В пяти залах этого музея вам встретятся пять экспонатов: вещи, запахи, звуки. После каждого зала вы сможете сделать пометку на билете. Пусть даже одно слово. Никто не будет проверять ваши записи. Никто не поставит оценку.

Это ваш музей. Ваш темп. Ваша память.

1938 год. Юрий Олеша пишет рассказ «Я смотрю в прошлое». Ему тридцать девять лет. Позади — слава «Зависти» и «Трёх толстяков», впереди — новые успехи, путешествия, литературная борьба. Но пока он полон сил и воспоминаний и пишет текст, который не похож ни на что из написанного раньше.

Это не мемуары. Не автобиография. Не рассказ в привычном смысле слова. Это — раскопки. Олеша погружается в собственную память, извлекая на поверхность не события, а ощущения: цвет забинтованного пальца и вкус эмали на языке.

Почему детство в этом тексте — не идиллия, а место предательства?

Почему Олеша строит свой мир не через сюжет, а через запахи, вещи и цвета?

И главное — зачем он заставляет читателя не просто смотреть в чужое прошлое, а собирать своё?

В конце пути вы положите билет на его законное место — и, возможно, впервые увидите своё детство таким, каким оно было на самом деле.

А пока — войдём в первый зал.

Зал солёной дыни

Лето. Жарко. Пот. Обеденный стол. На столе — дыня.

Не абстрактная дыня с натюрморта, а конкретная: та, которую дядя Толя ест с солью. Та, что не заслуживала похвалы, — «ни одна дыня не удостаивалась одобрения». Та, про которую мама говорила: «прямо огурец», папа советовал брать у Ламзаки, а тётя напоминала про холеру.

Зал солёной дыни

Дыня — первая вещь-свидетель в этом тексте.
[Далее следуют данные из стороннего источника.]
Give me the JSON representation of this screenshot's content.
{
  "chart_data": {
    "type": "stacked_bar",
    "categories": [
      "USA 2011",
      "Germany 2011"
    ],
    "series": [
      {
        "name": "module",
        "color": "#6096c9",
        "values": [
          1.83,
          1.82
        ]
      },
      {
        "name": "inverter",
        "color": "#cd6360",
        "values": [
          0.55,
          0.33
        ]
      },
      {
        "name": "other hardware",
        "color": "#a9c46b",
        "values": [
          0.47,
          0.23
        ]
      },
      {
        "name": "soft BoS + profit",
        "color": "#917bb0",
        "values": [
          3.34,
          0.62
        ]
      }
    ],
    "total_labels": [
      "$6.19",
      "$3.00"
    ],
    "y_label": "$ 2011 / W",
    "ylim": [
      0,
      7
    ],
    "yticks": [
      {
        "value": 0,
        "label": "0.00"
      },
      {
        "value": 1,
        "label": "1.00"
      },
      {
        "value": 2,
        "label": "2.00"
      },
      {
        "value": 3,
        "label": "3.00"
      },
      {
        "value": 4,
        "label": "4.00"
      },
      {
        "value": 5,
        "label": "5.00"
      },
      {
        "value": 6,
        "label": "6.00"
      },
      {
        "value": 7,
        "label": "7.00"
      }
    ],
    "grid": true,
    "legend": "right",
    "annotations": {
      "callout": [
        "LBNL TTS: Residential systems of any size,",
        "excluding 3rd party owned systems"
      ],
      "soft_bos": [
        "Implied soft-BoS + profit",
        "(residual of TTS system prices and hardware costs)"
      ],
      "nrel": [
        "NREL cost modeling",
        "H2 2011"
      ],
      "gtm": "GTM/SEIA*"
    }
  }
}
Олеша открывает рассказ не с события, не с воспоминания о событии, а именно с вещи. И это — ключ ко всей поэтике рассказа.

Вот как устроен его метод.

Чувства в этом тексте почти никогда не названы прямо. Нет фраз «мне было грустно», «я чувствовал себя одиноким», «меня не понимали». Вместо этого — вещь. Она выполняет функцию эмоции, замещает её, становится её материальным носителем.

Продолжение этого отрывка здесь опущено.